There are some non-fiction writers who've spoiled me because they have the knack of writing about their subjects in such a way that you'd swear you were reading the best fiction. I've always been interested in history, but I've lost count of the number of books that were an absolute chore to slog through because the author's writing style was so dull and dusty. Well, you can't accuse Erik Larson of that. With books like Isaac's Storm about the hurricane that almost wiped out Galveston, Texas in 1900 and The Devil in the White City about a serial killer on the loose at the 1893 Chicago World's Fair, I've learned that he can tell you exactly what happened in such a way that you can't turn the pages fast enough.
When I learned that Larson had a new book coming out, it was cause for celebration-- especially since he'd chosen to write about one of my favorite historical figures, Winston Churchill.
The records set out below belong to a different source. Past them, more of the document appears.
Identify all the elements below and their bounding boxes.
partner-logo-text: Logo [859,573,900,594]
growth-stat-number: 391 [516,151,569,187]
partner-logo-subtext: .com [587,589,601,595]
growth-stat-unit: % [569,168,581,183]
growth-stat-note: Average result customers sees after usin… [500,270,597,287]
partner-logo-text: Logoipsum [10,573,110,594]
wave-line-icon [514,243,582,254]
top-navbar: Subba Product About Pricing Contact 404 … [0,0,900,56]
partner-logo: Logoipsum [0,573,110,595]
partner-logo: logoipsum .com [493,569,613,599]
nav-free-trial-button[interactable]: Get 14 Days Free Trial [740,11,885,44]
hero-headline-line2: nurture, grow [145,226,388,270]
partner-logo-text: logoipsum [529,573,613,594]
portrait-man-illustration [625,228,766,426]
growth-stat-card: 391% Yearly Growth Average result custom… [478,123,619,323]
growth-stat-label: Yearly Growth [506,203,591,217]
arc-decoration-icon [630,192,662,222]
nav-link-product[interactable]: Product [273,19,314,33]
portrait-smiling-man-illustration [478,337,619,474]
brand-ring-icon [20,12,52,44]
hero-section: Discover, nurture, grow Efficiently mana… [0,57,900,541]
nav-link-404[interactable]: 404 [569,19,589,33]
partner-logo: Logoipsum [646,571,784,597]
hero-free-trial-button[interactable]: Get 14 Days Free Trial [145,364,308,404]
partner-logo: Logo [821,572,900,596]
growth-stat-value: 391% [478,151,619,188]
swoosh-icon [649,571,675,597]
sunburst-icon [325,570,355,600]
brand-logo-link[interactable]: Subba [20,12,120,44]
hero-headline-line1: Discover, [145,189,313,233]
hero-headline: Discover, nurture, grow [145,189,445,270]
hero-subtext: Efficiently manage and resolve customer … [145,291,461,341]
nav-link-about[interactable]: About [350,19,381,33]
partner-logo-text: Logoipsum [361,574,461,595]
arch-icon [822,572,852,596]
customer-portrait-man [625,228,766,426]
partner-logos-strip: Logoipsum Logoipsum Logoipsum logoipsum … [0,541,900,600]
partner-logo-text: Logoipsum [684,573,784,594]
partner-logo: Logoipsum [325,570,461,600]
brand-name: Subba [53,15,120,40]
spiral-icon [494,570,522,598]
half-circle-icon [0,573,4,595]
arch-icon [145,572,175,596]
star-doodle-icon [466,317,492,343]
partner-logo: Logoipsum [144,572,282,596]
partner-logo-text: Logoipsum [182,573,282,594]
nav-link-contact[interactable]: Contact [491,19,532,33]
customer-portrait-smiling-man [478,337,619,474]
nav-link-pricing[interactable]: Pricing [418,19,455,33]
Let's find out more about The Splendid and the Vile: A Saga of Churchill, Family, and Defiance During the Blitz...
|Available March 3, 2020!|
"On Winston Churchill’s first day as prime minister, Hitler invaded Holland and Belgium. Poland and Czechoslovakia had already fallen, and the Dunkirk evacuation was just two weeks away. For the next twelve months, Hitler would wage a relentless bombing campaign, killing 45,000 Britons (30,000 of them Londoners) and destroying two million homes. It was up to Churchill to hold the country together and persuade President Franklin Roosevelt that Britain was a worthy ally–that she was willing to fight to the end.
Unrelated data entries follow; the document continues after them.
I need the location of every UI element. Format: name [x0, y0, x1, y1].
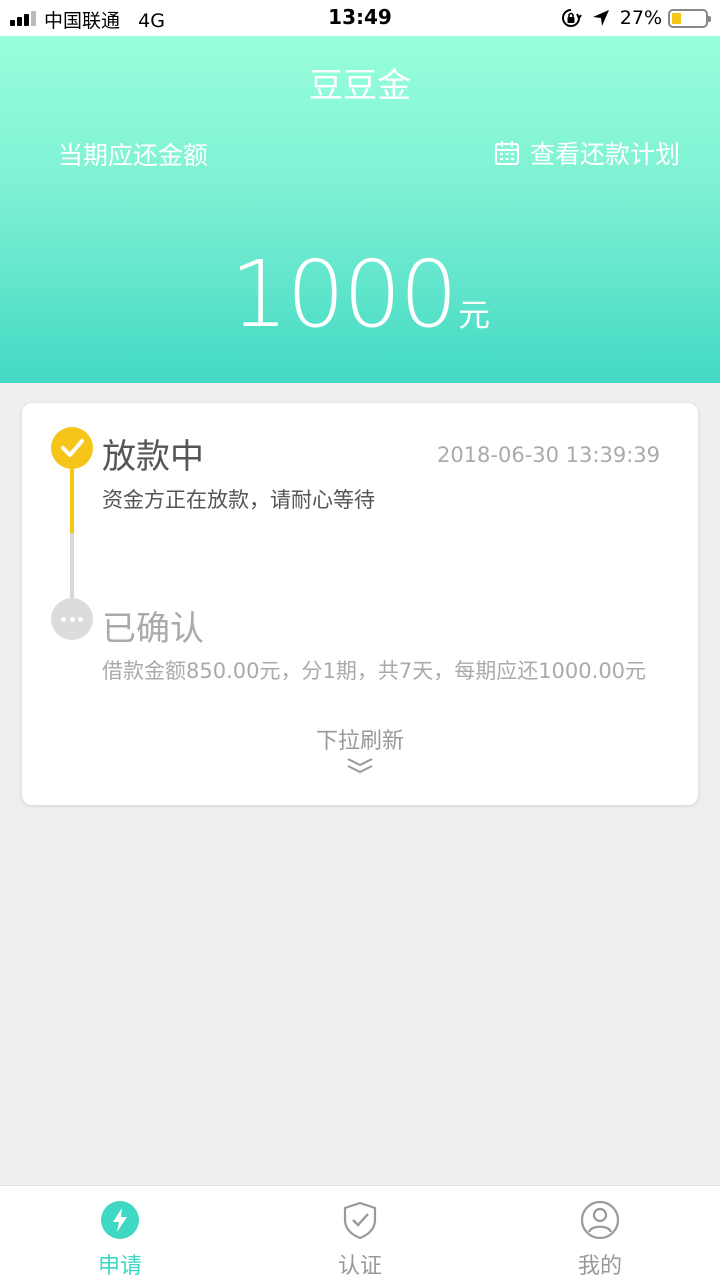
battery-fill	[672, 12, 681, 24]
tab-mine-label: 我的	[577, 1254, 622, 1279]
location-arrow-icon	[592, 10, 609, 26]
step-title-confirmed: 已确认	[102, 609, 204, 649]
pull-to-refresh-label: 下拉刷新	[315, 729, 404, 754]
step-time: 2018-06-30 13:39:39	[436, 443, 660, 467]
user-icon	[580, 1200, 620, 1240]
due-amount-label: 当期应还金额	[58, 141, 209, 170]
step-title-disbursing: 放款中	[102, 437, 204, 477]
tab-apply[interactable]: 申请	[0, 1186, 240, 1280]
due-amount: 1000元	[0, 241, 720, 348]
step-desc-disbursing: 资金方正在放款，请耐心等待	[102, 488, 375, 512]
due-amount-value: 1000	[229, 241, 458, 348]
battery-percent: 27%	[619, 7, 662, 29]
shield-check-icon	[343, 1201, 377, 1240]
lightning-icon	[101, 1201, 139, 1239]
timeline-line-pending	[70, 533, 74, 603]
calendar-icon	[494, 141, 519, 165]
battery-icon	[668, 8, 711, 28]
orientation-lock-icon	[561, 9, 582, 27]
status-bar: 中国联通 4G 13:49 27%	[0, 0, 720, 36]
double-chevron-down-icon	[347, 758, 373, 774]
timeline-line-done	[70, 463, 74, 533]
tab-bar: 申请 认证 我的	[0, 1185, 720, 1280]
header: 豆豆金 当期应还金额 查看还款计划 1000元	[0, 36, 720, 383]
tab-mine[interactable]: 我的	[480, 1186, 720, 1280]
due-amount-unit: 元	[458, 296, 491, 334]
step-desc-confirmed: 借款金额850.00元，分1期，共7天，每期应还1000.00元	[102, 659, 647, 683]
more-dots-icon	[51, 598, 93, 640]
tab-verify-label: 认证	[337, 1254, 382, 1279]
tab-apply-label: 申请	[97, 1254, 142, 1279]
repayment-plan-label: 查看还款计划	[529, 140, 680, 169]
tab-verify[interactable]: 认证	[240, 1186, 480, 1280]
repayment-plan-link[interactable]: 查看还款计划	[494, 135, 680, 171]
loan-status-card: 放款中 2018-06-30 13:39:39 资金方正在放款，请耐心等待 已确…	[22, 403, 698, 805]
page-title: 豆豆金	[309, 66, 411, 106]
check-icon	[51, 427, 93, 469]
In The Splendid and the Vile, Erik Larson shows, in cinematic detail, how Churchill taught the British people “the art of being fearless.” It is a story of political brinksmanship but also an intimate domestic drama, set against the backdrop of Churchill’s prime-ministerial country house, Chequers, and his wartime residence, Ditchley, where Churchill and his entourage go when the moon is brightest and the bombing threat is highest. Drawing on a wealth of untapped sources, including recently declassified files, intelligence reports, and personal diaries only now available, Larson provides a new lens on London’s darkest year through the day-to-day experience of Churchill and his family: his wife, Clementine; their daughters, Sarah, Diana, and the youngest, Mary, who chafes against her parents’ wartime protectiveness; their son, Randolph, and his beautiful, unhappy wife, Pamela; her illicit lover, a dashing American emissary; and the cadre of close advisors who comprised Churchill’s “Secret Circle,” including his dangerously observant private secretary, John Colville; newspaper baron Lord Beaverbrook; and the Rasputin-like Federick Lindemann.
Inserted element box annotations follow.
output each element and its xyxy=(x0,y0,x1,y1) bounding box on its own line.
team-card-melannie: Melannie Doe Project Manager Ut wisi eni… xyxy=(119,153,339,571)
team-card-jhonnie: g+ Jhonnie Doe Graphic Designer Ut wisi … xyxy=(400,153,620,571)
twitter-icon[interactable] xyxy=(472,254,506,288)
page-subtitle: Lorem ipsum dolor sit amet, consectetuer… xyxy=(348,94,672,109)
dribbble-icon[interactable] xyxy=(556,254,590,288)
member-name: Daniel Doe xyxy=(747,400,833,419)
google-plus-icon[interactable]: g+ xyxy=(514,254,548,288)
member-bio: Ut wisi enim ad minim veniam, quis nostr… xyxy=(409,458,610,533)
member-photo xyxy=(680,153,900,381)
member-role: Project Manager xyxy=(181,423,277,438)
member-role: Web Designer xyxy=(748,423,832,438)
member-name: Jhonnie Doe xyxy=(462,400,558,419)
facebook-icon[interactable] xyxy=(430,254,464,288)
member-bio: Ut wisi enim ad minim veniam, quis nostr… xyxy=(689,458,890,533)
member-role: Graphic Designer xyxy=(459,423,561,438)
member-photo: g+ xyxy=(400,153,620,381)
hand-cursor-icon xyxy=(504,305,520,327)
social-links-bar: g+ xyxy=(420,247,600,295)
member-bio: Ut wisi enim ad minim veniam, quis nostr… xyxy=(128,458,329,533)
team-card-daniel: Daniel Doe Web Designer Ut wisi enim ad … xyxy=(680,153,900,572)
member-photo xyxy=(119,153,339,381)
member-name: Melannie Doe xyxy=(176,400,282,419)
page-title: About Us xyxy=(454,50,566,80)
The Splendid and the Vile takes readers out of today’s political dysfunction and back to a time of true leadership, when–in the face of unrelenting horror–Churchill’s eloquence, strategic brilliance, and perseverance bound a country, and a family, together."
For those of you who don't care for non-fiction or Winston Churchill, I know you probably didn't even bother reading this entire post (but I thought I'd mention you anyway). And that's perfectly all right. However, if you love mysteries, rest assured, that I'll be back to anticipating new crime fiction releases in the very near future!